Uni Dramas, And Being Shit Scared.


Dottypie and myself are currently in the process of making decisions on where abouts we would like to go to university and have ended up in two totally different situations. I have all my offers. I know where I want to go and what grades I need and will hopefully obtain in order to attend my chosen university. Dorothy has got most of her offers but thinks her grades may exceed the expected by the universities and wonders if she should apply to 'better' universities next year and take a year out. She has also been offered a place on a History of Art course at one of the universities she has applied to rather than History and English Literature which is what she wanted. Basically life is hard for us fledgling university attendees and I feel like blogging may help us get some stuff straightened out. 

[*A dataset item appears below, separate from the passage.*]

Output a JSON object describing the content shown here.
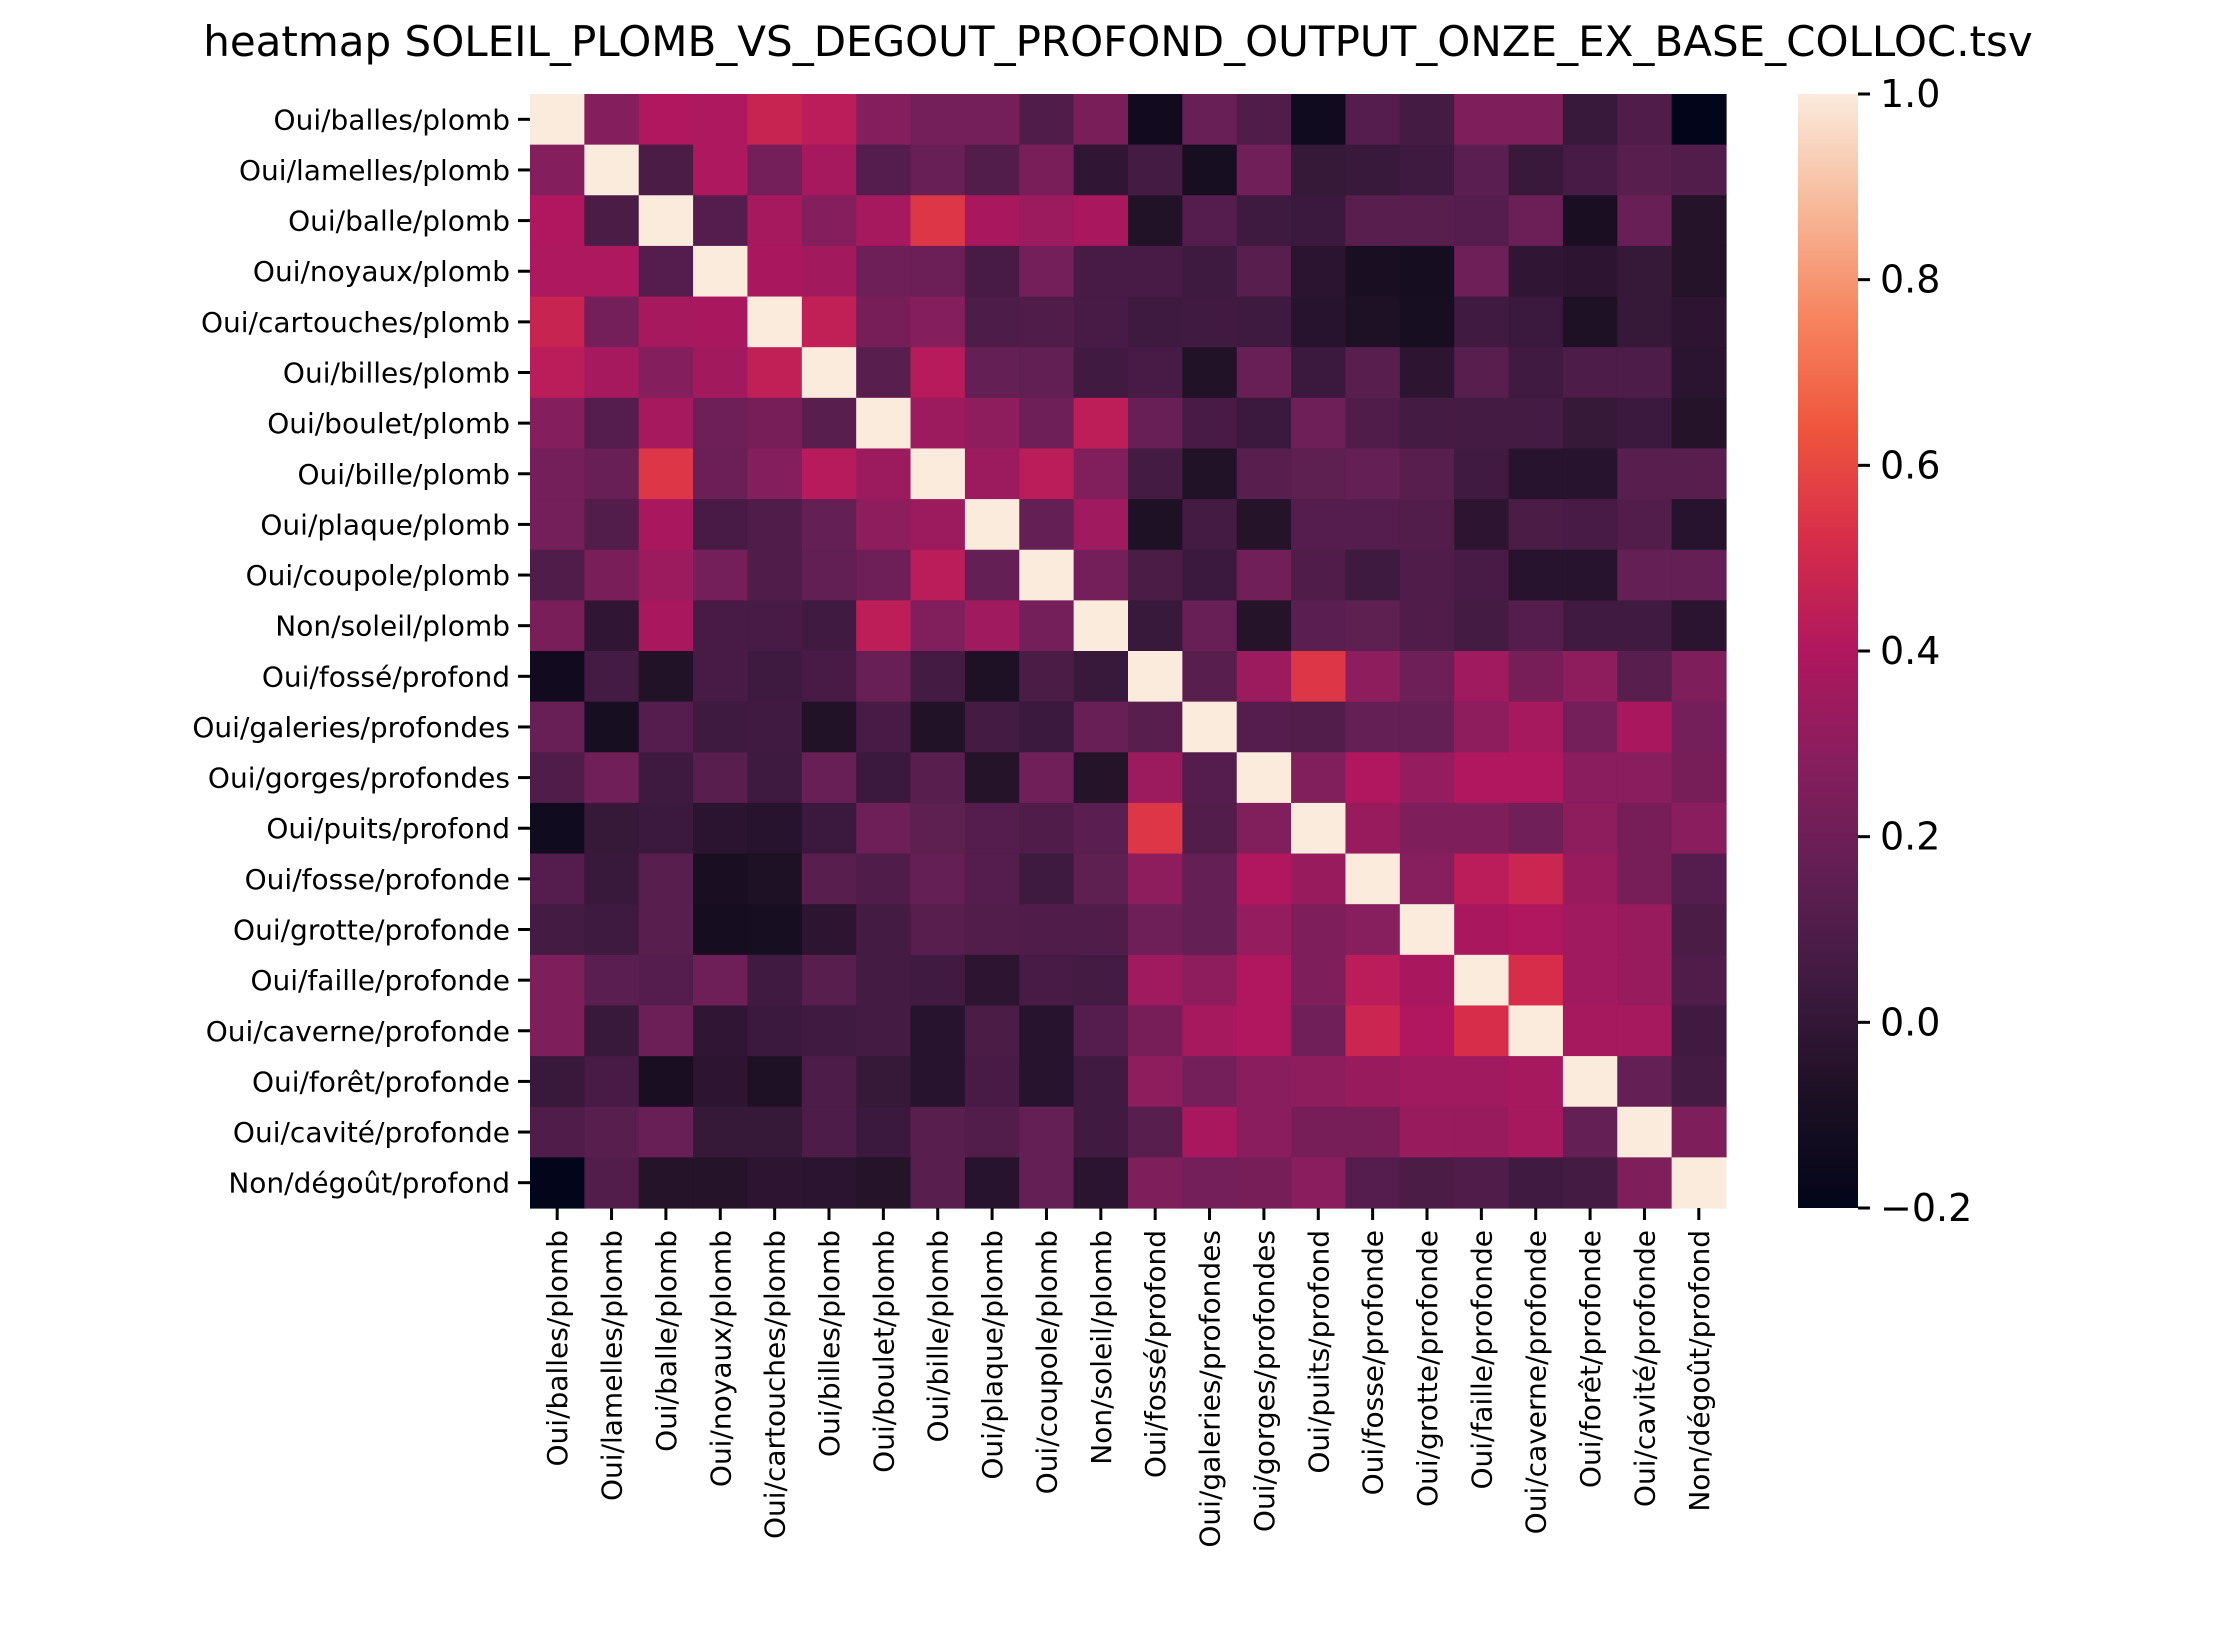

First up I am feeling pretty jammy after visiting my preferred uni and absolutely loving it to bits, the place, the people, the food and most importantly, my course. And this got me wondering, all this time I have been encouraging Dorothy to go for it with the unis she has applied to because somewhere is better than nowhere, right? Wrong. If she doesn't think she would be happy there, why am I pushing her to go somewhere she wouldn't be happy? Because I am scared that's why, I have had it drilled into me that college then university is THE only path way and for me anything that prolongs or confuses this process terrifies me, I am in a very lucky position and I realise this now, because if I hadn't loved it there it wouldn't have mattered because my second and third choices are just as great and would be great places to live and learn. Just wondering Dorothy if I have been a totally rubbish friend in all my advice giving, or if anything I have said has been useful? 

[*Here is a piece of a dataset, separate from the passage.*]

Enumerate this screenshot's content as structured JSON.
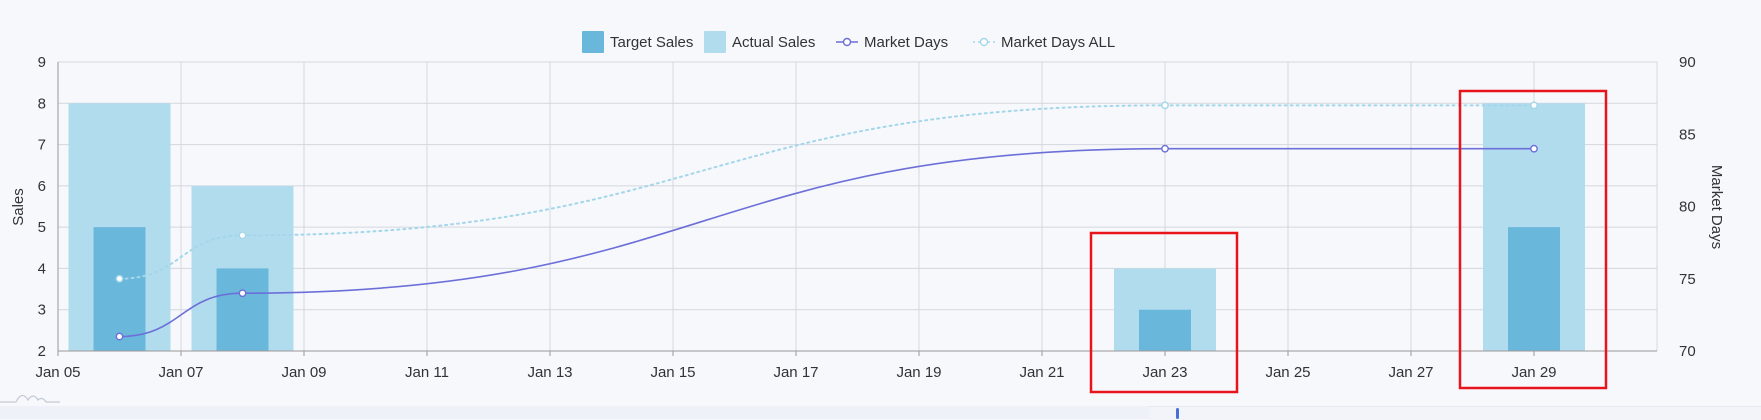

I think it has, but at the same time, because everyone wants to advise you, it all end up confusing you more. My preferred unis rejected me (frown), so I was only left with ones that I never properly considered. At the same time, it's possible that I won't exceed the entry requirements, and therefore rejecting the offers that I do have would be educational suicide. I feel like I'm in Wonderland with Alice, trying to choose which door to go though because can't fit though the one I want. I feel like my whole life is revolving around this moment and I simply do not know what I want to do. None of the unis that have offered me places ignite the flame of learning, I've even created a exceedingly complicated excel sheet to try and compare, and they've all come out pretty equal and it's getting ridiculous now because time is running out. I feel that although I'm only 18, I'm running out of time to prepare my whole life. I just wish I had had that moment that Daphne had when you look around look a place and say: This is it. Like the educational version of a wedding dress I think. But perhaps I'm asking too much of an institution.

Either way, I'm completely and utterly shit scared about the future. I know what I want to do, kind of, work in the publishing, magazine or curating industries. So basically something cultural. I just don't have a clue HOW to go about it and I'm terrified of being unemployed. I'm sick of being scared all the time. And I want someone to tell me what to do, even though I probably wouldn't follow their advice. I feel like whatever decision I make, I'll regret it.